Mikaël Zewski, Marie-Ève Dicaire et Sébastien Bouchard seront en action à Québec le 23 novembre.

Mikaël Zewski: «L’occasion d’envoyer tout un message»

TROIS-RIVIÈRES — La carrière de Mikaël Zewski (33-1, 22 K.-O.) arrivera à un carrefour le 23 novembre. Le Groupe GYM l’opposera à l’Américain Brad Solomon (28-1, 9 K.-O.), en demi-finale d’un gala présenté au Centre Vidéotron à Québec.

Ces deux boxeurs ont une chose en commun: ils ont tous les deux subi leur seule défaite en carrière face au Russe Konstantin Ponomarev. Solomon est donc loin d’être un simple faire-valoir, et il obligera à Zewski à se présenter au sommet de son art sur le ring.

«Il est bon. Rapide, compliqué en défense. Ce n’est pas un cogneur mais il peut faire mal paraître ses rivaux. Techniquement, je devrai être parfait pour gagner», analyse le Trifluvien, motivé au maximum par ce défi. «Un camp d’entraînement, c’est long et ça implique beaucoup de sacrifices. Des fois, tu t’embarques là-dedans pour rester actif, en attendant un plus gros combat. Là, c’est un gros combat. C’est très stimulant. Solomon a longtemps été perçu comme une étoile montante, un futur champion du monde. Je l’ai côtoyé chez Top Rank. C’est un gars qui est connu, les gens de l’industrie vont s’intéresser à ce combat. J’ai l’occasion d’envoyer tout un message. Surtout si je le passe K.-O., ce qui ne lui est jamais arrivé.»

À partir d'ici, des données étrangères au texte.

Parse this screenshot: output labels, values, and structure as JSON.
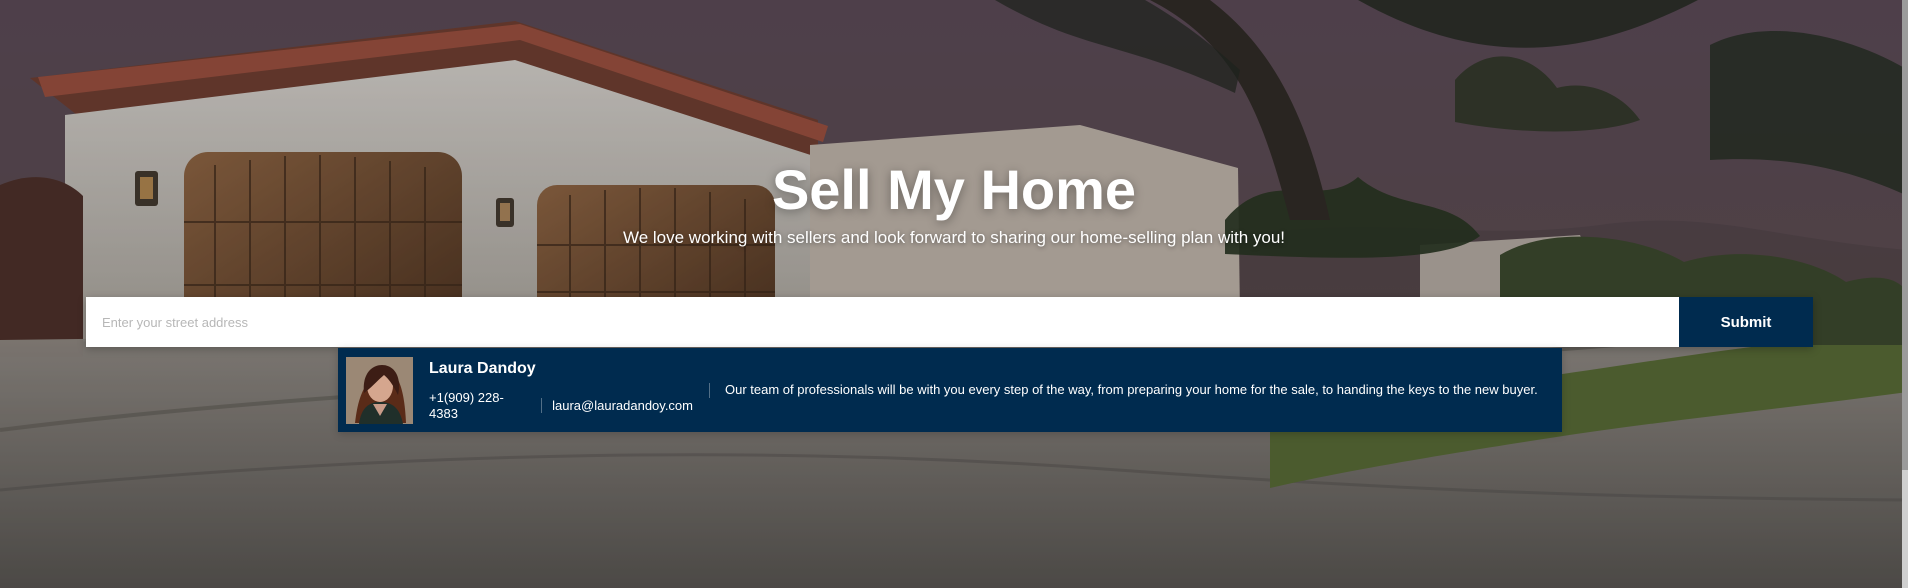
{
  "hero": {
    "title": "Sell My Home",
    "subtitle": "We love working with sellers and look forward to sharing our home-selling plan with you!"
  },
  "form": {
    "address_placeholder": "Enter your street address",
    "submit_label": "Submit"
  },
  "agent": {
    "name": "Laura Dandoy",
    "phone": "+1(909) 228-4383",
    "email": "laura@lauradandoy.com",
    "message": "Our team of professionals will be with you every step of the way, from preparing your home for the sale, to handing the keys to the new buyer."
  },
  "colors": {
    "brand_navy": "#002b4f",
    "text_light": "#ffffff",
    "input_background": "#ffffff"
  },
  "icons": {
    "agent_photo": "agent-avatar"
  }
}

Zewski y décode aussi une occasion de rédemption. «Il a fait le même genre de combat que moi contre Ponomarev. Bon, il a vieilli, moi aussi, tout comme Ponomarev. Mais reste que si je le bats de façon décisive, je vais prouver que j’ai simplement connu une mauvaise soirée lors de ma seule défaite en carrière.»

Zewski est dans le gym depuis plusieurs semaines. Ce sera sa cinquième sortie entre les câbles depuis 2018. À l’inverse, Solomon a été beaucoup moins actif ces dernières années. Son dernier combat remonte à avril 2018. Depuis 2016, cet Américain natif de Lafayette se bat une fois par année. «Il a été blessé, c’est ce qui explique son inactivité. C’est un combat de retour pour lui. À moi de lui montrer qu’il a choisi la mauvaise cible pour faire son retour!»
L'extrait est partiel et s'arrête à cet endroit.